1. Promotionspreis der Stiftung Physik & Astronomie 2017

1. Promotionspreis der Stiftung Physik & Astronomie 2017

Der Promotionspreis der Stiftung Physik & Astronomie wird in diesem Jahr Dr. Gerrit Schellenberger verliehen, für seine Dissertation „X-ray analysis of a complete sample of galaxy clusters“.

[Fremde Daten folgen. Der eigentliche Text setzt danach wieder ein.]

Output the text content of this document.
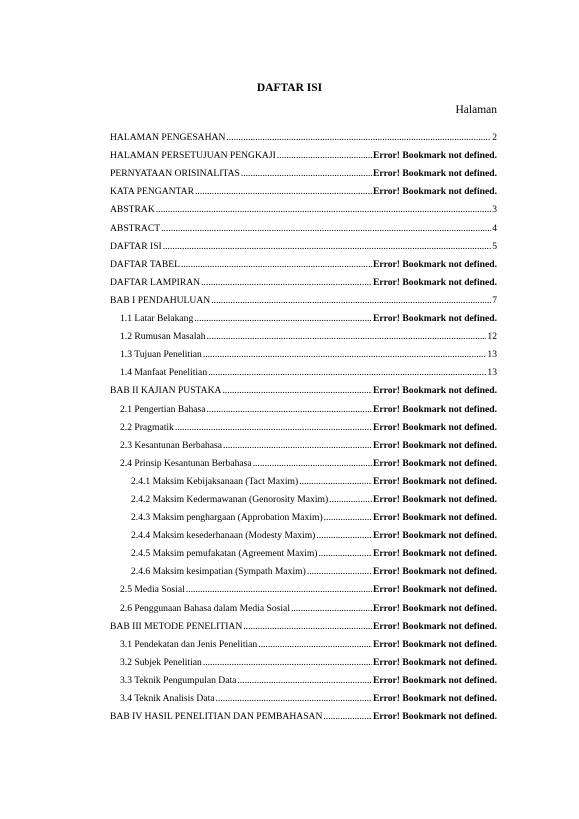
DAFTAR ISI
Halaman
HALAMAN PENGESAHAN .....	2
HALAMAN PERSETUJUAN PENGKAJI .....	Error! Bookmark not defined.
PERNYATAAN ORISINALITAS .....	Error! Bookmark not defined.
KATA PENGANTAR .....	Error! Bookmark not defined.
ABSTRAK .....	3
ABSTRACT .....	4
DAFTAR ISI .....	5
DAFTAR TABEL .....	Error! Bookmark not defined.
DAFTAR LAMPIRAN .....	Error! Bookmark not defined.
BAB I PENDAHULUAN .....	7
1.1 Latar Belakang .....	Error! Bookmark not defined.
1.2 Rumusan Masalah .....	12
1.3 Tujuan Penelitian .....	13
1.4 Manfaat Penelitian .....	13
BAB II KAJIAN PUSTAKA .....	Error! Bookmark not defined.
2.1 Pengertian Bahasa .....	Error! Bookmark not defined.
2.2 Pragmatik .....	Error! Bookmark not defined.
2.3 Kesantunan Berbahasa .....	Error! Bookmark not defined.
2.4 Prinsip Kesantunan Berbahasa .....	Error! Bookmark not defined.
2.4.1 Maksim Kebijaksanaan (Tact Maxim) .....	Error! Bookmark not defined.
2.4.2 Maksim Kedermawanan (Genorosity Maxim) .....	Error! Bookmark not defined.
2.4.3 Maksim penghargaan (Approbation Maxim) .....	Error! Bookmark not defined.
2.4.4 Maksim kesederhanaan (Modesty Maxim) .....	Error! Bookmark not defined.
2.4.5 Maksim pemufakatan (Agreement Maxim) .....	Error! Bookmark not defined.
2.4.6 Maksim kesimpatian (Sympath Maxim) .....	Error! Bookmark not defined.
2.5 Media Sosial .....	Error! Bookmark not defined.
2.6 Penggunaan Bahasa dalam Media Sosial .....	Error! Bookmark not defined.
BAB III METODE PENELITIAN .....	Error! Bookmark not defined.
3.1 Pendekatan dan Jenis Penelitian .....	Error! Bookmark not defined.
3.2 Subjek Penelitian .....	Error! Bookmark not defined.
3.3 Teknik Pengumpulan Data .....	Error! Bookmark not defined.
3.4 Teknik Analisis Data .....	Error! Bookmark not defined.
BAB IV HASIL PENELITIAN DAN PEMBAHASAN .....	Error! Bookmark not defined.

Herr Schellenberger machte in seiner Arbeit gleich mehrere Entdeckungen zu Galaxienhaufen. Unter anderem fand er heraus, dass die beobachtete Anzahl der masseärmsten dieser Haufen nicht gut mit theoretischen Erwartungen des kosmologischen Standardmodells übereinstimmt.

Galaxienhaufen sind die größten klar definierten Objekte im Universum. Heißes Gas zwischen den typischerweise tausend Galaxien eines Galaxienhaufens strahlt hell im Röntgenlicht. Da Röntgenphotonen (zum Glück für die Menschheit) in der Erdatmosphäre absorbiert werden, verwendete Herr Schellenberger Satellitenobservatorien. Die gemessene Temperatur dieses heißen Gases (ca. 10 – 100 Millionen Grad) sollte natürlich unabhängig vom jeweiligen Messinstrument dieselbe sein. Herr Schellenberger hat gezeigt, dass dies bei den NASA und ESA Satelliten Chandra und XMM-Newton nicht der Fall ist und Korrekturen vorgeschlagen.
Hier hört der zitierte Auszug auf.